Price - Pricing a home properly is 90% of getting a home sold. An overpriced home will not sell. For example in the 1,800 - 2,100 square foot range there are presently 347 homes for sale in the Wesley Chapel and New Tampa area. If your asking price is even a small amount above your competition, you may end up with no showings and no offers. Correct pricing is the most important thing a seller can do. Your Realtor can assist you in choosing the right price. Your home price must appeal to the buyers who comparison shop and quickly learn the right price.

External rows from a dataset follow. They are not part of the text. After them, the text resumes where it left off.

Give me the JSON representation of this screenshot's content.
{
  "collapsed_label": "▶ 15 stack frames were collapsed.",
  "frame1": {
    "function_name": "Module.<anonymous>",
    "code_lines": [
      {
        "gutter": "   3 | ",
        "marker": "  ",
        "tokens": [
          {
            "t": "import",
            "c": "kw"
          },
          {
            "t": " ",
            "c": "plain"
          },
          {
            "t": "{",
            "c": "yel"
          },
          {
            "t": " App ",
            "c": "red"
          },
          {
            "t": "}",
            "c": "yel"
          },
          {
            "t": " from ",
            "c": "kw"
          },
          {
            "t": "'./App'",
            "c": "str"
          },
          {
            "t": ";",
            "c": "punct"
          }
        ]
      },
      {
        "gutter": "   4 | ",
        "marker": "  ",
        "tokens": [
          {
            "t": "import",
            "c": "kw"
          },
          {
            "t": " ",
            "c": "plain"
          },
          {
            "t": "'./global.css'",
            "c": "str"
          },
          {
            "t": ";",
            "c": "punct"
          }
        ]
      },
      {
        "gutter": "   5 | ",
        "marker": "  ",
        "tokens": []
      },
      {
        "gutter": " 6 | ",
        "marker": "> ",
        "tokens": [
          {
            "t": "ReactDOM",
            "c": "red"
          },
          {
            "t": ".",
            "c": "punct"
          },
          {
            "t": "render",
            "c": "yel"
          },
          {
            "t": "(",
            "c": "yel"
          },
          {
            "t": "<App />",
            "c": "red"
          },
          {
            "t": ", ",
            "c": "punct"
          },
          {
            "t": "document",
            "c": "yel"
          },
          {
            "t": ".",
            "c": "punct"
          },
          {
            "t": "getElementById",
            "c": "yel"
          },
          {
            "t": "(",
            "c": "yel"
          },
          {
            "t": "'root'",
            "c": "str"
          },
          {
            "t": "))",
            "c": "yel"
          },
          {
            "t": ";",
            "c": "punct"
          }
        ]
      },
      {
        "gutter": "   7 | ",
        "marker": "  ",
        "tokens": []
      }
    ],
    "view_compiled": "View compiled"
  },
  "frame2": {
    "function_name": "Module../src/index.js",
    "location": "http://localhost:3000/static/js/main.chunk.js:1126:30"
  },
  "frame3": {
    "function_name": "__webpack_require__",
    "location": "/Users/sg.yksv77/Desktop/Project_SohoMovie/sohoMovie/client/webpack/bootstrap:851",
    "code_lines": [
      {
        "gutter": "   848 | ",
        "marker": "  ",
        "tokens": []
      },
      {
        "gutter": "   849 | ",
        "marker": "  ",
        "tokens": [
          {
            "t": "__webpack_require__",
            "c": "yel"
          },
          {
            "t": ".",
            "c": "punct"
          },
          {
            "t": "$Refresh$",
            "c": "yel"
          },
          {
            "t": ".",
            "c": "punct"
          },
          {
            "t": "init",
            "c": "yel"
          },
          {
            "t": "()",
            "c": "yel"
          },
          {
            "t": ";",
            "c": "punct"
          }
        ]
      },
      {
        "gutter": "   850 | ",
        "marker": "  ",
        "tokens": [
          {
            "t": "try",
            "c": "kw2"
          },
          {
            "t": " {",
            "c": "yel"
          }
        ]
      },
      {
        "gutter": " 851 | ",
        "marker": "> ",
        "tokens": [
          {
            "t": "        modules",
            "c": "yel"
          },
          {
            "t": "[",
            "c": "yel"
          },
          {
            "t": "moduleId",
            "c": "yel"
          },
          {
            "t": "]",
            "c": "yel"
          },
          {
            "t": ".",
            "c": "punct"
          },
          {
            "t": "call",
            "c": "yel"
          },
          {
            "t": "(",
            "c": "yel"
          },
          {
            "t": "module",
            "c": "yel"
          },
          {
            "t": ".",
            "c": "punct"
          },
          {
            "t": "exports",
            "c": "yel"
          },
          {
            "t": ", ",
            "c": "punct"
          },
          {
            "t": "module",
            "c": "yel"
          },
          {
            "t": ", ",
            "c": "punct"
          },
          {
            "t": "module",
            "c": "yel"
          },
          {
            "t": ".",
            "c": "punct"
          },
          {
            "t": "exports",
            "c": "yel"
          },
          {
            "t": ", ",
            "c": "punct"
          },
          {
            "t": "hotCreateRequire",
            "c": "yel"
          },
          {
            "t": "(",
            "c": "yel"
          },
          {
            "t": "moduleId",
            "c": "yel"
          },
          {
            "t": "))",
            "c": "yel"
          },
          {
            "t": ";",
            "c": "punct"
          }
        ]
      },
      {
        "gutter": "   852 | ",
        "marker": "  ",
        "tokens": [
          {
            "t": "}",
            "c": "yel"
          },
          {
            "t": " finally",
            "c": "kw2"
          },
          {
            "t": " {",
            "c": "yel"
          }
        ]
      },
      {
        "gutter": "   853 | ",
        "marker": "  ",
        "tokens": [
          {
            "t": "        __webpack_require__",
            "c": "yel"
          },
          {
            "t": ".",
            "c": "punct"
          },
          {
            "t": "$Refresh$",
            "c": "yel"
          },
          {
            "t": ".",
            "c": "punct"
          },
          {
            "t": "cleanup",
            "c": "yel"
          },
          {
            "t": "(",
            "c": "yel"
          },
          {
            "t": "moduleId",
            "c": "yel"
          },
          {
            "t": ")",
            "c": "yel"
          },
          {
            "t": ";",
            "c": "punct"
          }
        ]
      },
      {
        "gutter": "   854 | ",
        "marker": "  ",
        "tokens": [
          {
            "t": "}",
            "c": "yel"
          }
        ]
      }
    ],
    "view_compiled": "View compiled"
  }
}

Marketing - In 2005 there were often offers before a sign even went up in the yard. In 2006 a sign, a listing on the MLS and on Realtor.com are not enough. Top Realtors use much more to get homes sold now. This can include marketing the home on multiple websites, high quality flyers, mailings, networking, address specific websites, virtual tours, multiple photos online, home magazines, newspapers, and showcase enhanced listings and Featured Homes on Realtor.com. They also offer incentives to the 7,500 other Realtors in the Tampa area to show your home first. Realtors must spend money to get your home marketed properly. Top Realtors also realize that they must market to the 70% of Tampa buyers who come from out of the area, rather than just to the local market. The more potential buyers see your home, the more likely it is the home will sell. Find out how much marketing your Realtor provides. Interview at least two or three Realtors and compare their marketing plan.
Make your home easy to show - In the Multiple Listing Service (MLS) we sometimes see a listing our buyer likes, but in the remarks it says something like requires 48 hour notice to show or showings only on Saturday or Sunday. If the buyer is here from another state and leaves tomorrow, you may have just lost a sale. Often when a owner shows their own home, they work during the day and cannot show until the evening, however that may not be convenient to the buyer. Again lost sale. The easier to show the better and if the home can be shown on short notice or with no notice as in a vacant home this creates more buyer traffic.
Make your home a pleasure to show - The home should be appealing inside and out. If there is no curb appeal the buyer may never make it in the door.

Buying in This Market

Last year sellers held the upper hand but now in 2006 buyers feel in control. When buying go see several homes and pick out the ones you like and have your Realtor prepare a Comparative Market Analysis on the ones you are thinking of making an offer on. Realize that many homes are overpriced, yet there are many sellers that have their home priced right. Base your offer price on the approximate market value shown in the Comparative Market Analysis rather than just discounting the offer price by a certain amount. Buyers lose out on homes regularly when they offer way below market value. A properly priced home with great marketing will still sell quickly, but it is a great time to be a buyer!